25 BİN SÜRÜCÜMÜZÜN İHTİYACI VAR
Dışişleri Bakanlığı’na taleplerini ileten UND Yönetim Kurulu Üyesi Nuri Kuyumcu, 25 bin Türk TIR şoförünün Schengen vizesine ihtiyacı olduğunu aktardı. Kuyumcu, “Batıya olan dış ticaretimizi taşıyan 25 bin sürücümüzün Schengen vize ihtiyacı bulunmaktadır.  26 ülkeyi kapsayan ve genişleyen Schengen Bölgesindeki 180 gün içindeki 90 günlük kalış süresi yetmemektedir. Schengen bölgesi üzerinden yapılan taşımalarda, Schengen Bölgesi terk edilse dahi, bölge dışındaki kalış süreleri ‘Schengen 180/90 günlük kalış süresine’ dahil edilmektedir. Schengen Bölgesi kalış süre hesaplamalarında, geçmiş dönemdeki vizelere ait kalış süreleri de hesaba dahil edilmekte ve her yeni vize idari bir karar olmasına rağmen bir önceki döneme ait vize için 180/90 gün kuralına uymuş ve yeni vize almış sürücüler cezalandırılmaktadır. Schengen vize müracaatlarında her vize için 20 farklı evrak talep edilmektedir. Vize başvurularında Davetiye ve CMR (taşıma evrakı) ibraz şartı aranmaktadır. Aynı ülkelerin farklı illerdeki Büyükelçilik/konsolosluklarına ait vize prosedürlerinde farklılıklar yaşanmaktadır” ifadelerine yer verdi.

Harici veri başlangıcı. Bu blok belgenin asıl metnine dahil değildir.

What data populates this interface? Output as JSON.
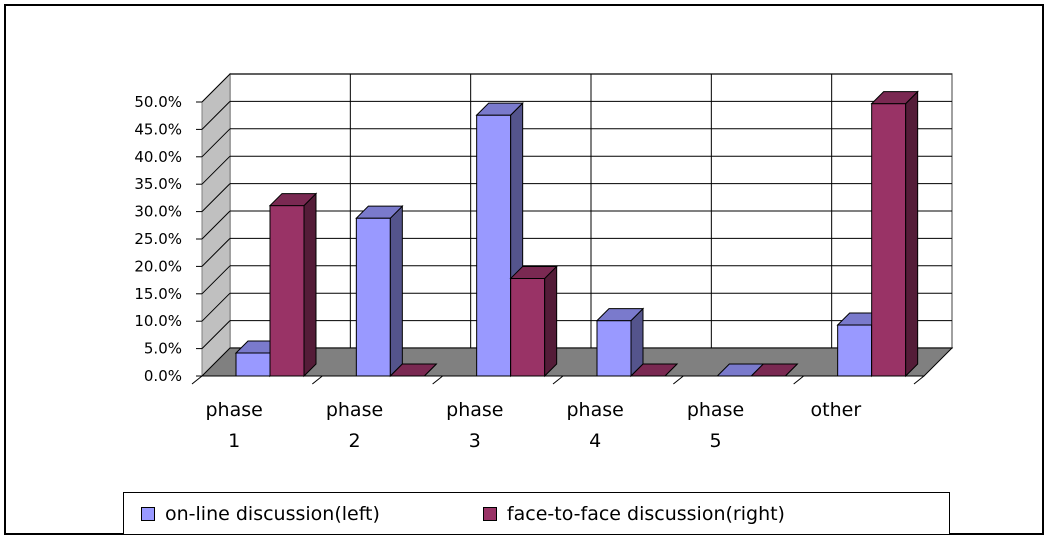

1 YILLIK VİZE TEMİN EDİLMELİ
Schengen Vizesiyle ilgili dernek olarak çözüm önerilerine de sunduklarını belirten Kuyumcu önerilerini şu şekilde sıraladı: “Türk sürücüleri, AB Ekonomisindeki önemli rolleri ve risk taşımayan bir grup olmamaları sebebiyle Turist ve iş adamı statüsü dışında “Acil, öncelikli” grup olarak değerlendirilmeli ve Schengen bölgesindeki vize kısıtlaması kaldırılmalıdır. Bu süreç tamamlanıncaya kadar; Schengen bölgesinde seyahat eden sürücüler için 90/180 kuralı, 180/180 kalma süresine izin verecek şekilde genişletilmeli ve en az 1 yıllık vize temin edilmesi sağlanmalıdır. Türk sürücülerinin vize başvuru evrakları ortak bir sisteme kaydedilmeli ve her başvurudaki mükerrer doküman süreci işletilmemeli, müracaatlardaki doküman sayısı azaltılmalıdır. Schengen Vize müracaatlarında ‘Davetiye’ ve ‘CMR - taşıma evrakı’ talep edilmemelidir. AB’nin diğer ülkelerle (Rusya vb.) imzalamış olduğu anlaşmalarda olduğu gibi vize ücretlerinde indirim yapılmalıdır. Türkiye’de yerleşik farklı AB ülkesi temsilciliklerinin farklı Schengen Vize Prosedürlerinin ortadan kaldırılmasının sağlanması önem arz etmektedir.”